I know the rule: never hardcode your password, and I've seen this question here which explains what to with Java and mySQL, but I don't know what to do for PHP and mySQL.
The current connection string is made like this
<?PHP
$DBName = "dbName";
$Host = "localhost";
$User = "dbUser";
$Password = "Yikes_hardcoded_PW";
$Link = mysql_connect( $Host , $User , $Password , $DBName);
if (!$Link) {
die('Could not connect: ' . mysql_error());
}
?>
EDIT: For all the downvotes I getting on this, I still have not received a reply to the question which is about a genuine security concern - hardcoded passwords.

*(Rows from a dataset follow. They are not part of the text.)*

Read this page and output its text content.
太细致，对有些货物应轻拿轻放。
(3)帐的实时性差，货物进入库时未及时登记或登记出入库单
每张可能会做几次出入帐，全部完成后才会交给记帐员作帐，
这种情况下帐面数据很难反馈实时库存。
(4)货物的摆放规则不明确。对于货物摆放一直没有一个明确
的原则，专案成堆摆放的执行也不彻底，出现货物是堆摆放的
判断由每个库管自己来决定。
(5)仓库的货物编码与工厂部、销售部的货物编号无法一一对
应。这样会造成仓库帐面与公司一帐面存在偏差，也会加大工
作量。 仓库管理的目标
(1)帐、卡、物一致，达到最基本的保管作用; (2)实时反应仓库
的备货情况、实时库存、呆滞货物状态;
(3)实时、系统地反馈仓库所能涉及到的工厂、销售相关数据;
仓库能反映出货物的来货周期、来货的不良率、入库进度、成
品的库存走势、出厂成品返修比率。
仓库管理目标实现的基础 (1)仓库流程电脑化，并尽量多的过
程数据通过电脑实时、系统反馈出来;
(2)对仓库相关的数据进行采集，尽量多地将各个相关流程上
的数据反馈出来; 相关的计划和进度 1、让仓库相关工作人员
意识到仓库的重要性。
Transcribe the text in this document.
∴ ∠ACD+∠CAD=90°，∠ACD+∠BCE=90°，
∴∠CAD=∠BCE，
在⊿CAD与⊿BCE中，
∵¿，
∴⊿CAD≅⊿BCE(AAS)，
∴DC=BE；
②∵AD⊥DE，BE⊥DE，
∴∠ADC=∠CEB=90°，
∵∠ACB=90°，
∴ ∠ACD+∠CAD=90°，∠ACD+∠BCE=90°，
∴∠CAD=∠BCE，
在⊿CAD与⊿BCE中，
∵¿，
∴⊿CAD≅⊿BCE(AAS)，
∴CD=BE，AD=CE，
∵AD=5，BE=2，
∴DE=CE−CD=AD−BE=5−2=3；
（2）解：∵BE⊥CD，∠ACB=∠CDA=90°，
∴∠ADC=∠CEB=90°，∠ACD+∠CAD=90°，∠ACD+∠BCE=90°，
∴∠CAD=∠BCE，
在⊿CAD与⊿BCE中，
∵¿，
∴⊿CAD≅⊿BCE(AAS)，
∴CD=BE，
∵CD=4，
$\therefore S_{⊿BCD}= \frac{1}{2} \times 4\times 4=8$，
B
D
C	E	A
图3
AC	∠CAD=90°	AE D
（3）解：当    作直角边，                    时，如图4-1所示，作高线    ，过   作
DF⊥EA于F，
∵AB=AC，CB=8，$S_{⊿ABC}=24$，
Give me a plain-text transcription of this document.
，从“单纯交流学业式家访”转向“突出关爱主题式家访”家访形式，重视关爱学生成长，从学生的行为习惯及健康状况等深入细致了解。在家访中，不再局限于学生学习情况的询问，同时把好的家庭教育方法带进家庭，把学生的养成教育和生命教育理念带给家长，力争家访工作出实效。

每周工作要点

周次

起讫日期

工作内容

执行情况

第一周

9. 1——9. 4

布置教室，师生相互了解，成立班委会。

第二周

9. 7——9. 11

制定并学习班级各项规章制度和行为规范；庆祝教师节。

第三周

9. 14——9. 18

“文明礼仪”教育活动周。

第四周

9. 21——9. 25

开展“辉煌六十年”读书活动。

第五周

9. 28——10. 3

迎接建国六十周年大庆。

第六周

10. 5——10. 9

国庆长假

It is not helpful to down vote on a genuine question without posting either a comment or answer that fulfils the question.
The best way to secure the database connection string is to encrypt the value within the configuration file. The application would then load the encrypted value from the config file, decrypt the value, and then use the decrypted value as the connection string to connect to the database.
password_hash() function provides the facility to securely store the password of the user to the database. Example: First parameter Password will contain the normal password. The second Parameter will contain PASSWORD_BCRYPT to make secure otherwise it contains PASSWORD_DEFAULT as default.
If your script has a fair amount of processing to perform after fetching the result and has retrieved the full result set, you definitely should close the connection. If you don't, there's a chance the MySQL server will reach it's connection limit when the web server is under heavy usage.
Store your configurations into another file.
$DBName = "dbName";
$Host = "localhost";
$User = "dbUser";
$Password = "Yikes_hardcoded_PW";
Setup git ignore for this configuration file.